A recent TiB preoccupation has been the question of whether there are too many entrepreneurs (see here and here). Turchin’s theory seems like one more reason to see any growth in the number of founders as a relatively benign phenomenon. Turchin has argued that a “lawyer glut” could “ruin America” by pushing elites into a brutal zero sum game for status. Startups, by contrast, are a positive sum game (albeit one with a lot of losers).
Moreover, as the excellent Byrne Hobart argues this week in a brilliant essay, entrepreneurship is actually a convenient way to nudge a society’s most ambitious (and so presumably most dangerous?) people into big but often unglamorous industries. As Hobart says:
A founder thinks “For someone with big dreams like me, there’s no choice but to found a tech company in Silicon Valley,” and a decade later that same founder is running a hotel company, a cab company, or a grocery store.” [i.e. Airbnb / Uber / Instacart]

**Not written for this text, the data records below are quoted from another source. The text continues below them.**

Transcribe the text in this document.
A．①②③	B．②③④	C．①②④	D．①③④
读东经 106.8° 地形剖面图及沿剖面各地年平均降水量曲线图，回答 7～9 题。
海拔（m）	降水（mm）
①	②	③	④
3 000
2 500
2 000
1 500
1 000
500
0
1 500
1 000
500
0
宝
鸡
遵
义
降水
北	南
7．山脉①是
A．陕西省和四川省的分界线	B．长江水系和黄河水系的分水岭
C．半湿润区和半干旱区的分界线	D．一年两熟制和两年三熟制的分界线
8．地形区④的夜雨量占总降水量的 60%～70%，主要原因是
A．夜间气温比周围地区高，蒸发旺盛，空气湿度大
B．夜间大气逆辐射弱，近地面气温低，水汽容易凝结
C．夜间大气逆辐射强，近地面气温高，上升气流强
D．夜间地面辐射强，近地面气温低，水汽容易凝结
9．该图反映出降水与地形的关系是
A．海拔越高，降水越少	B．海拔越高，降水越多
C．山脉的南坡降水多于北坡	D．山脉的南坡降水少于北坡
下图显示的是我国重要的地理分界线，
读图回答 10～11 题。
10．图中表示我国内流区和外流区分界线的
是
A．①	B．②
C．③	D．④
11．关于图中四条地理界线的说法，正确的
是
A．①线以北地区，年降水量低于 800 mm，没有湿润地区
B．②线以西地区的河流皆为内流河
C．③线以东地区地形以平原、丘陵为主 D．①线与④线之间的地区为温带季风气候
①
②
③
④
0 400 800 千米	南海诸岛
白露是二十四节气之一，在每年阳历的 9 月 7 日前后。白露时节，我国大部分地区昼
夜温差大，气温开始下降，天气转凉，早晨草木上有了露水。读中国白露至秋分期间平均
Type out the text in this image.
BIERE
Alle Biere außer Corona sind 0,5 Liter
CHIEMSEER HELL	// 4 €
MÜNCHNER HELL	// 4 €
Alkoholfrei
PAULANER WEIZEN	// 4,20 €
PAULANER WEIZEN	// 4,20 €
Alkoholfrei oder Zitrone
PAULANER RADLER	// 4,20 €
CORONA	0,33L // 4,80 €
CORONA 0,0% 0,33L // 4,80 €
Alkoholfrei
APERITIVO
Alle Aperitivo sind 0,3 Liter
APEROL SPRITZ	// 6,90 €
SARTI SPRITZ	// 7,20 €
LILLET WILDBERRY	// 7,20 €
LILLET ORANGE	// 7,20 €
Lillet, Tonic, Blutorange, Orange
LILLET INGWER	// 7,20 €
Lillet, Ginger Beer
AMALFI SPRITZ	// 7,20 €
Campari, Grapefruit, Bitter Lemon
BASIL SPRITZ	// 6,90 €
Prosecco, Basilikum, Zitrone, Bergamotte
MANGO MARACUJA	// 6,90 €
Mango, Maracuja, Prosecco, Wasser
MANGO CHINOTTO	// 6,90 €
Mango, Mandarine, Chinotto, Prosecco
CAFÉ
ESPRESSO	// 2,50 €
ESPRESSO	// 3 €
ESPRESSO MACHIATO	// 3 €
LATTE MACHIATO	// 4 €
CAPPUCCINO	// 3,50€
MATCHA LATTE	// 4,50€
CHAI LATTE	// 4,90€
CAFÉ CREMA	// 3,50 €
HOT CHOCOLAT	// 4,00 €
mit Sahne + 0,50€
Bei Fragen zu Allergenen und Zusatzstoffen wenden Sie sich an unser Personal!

Not even I would claim that “too many entrepreneurs” will save us from civil war, but it’s a start.
Quick links
- Compensating differentials. Is the salary gap between the big tech firms explained by toxic employer brand?
- Canary in the... The surprisingly rapid collapse of coal in the US.
- Indistinguishable from magic? Arthur C Clarke predicts the future of technology in the 1960s (See also: Apple is making Foundation into a TV show)
- Clear the air. Pollution continues to be way worse than you could have imagined.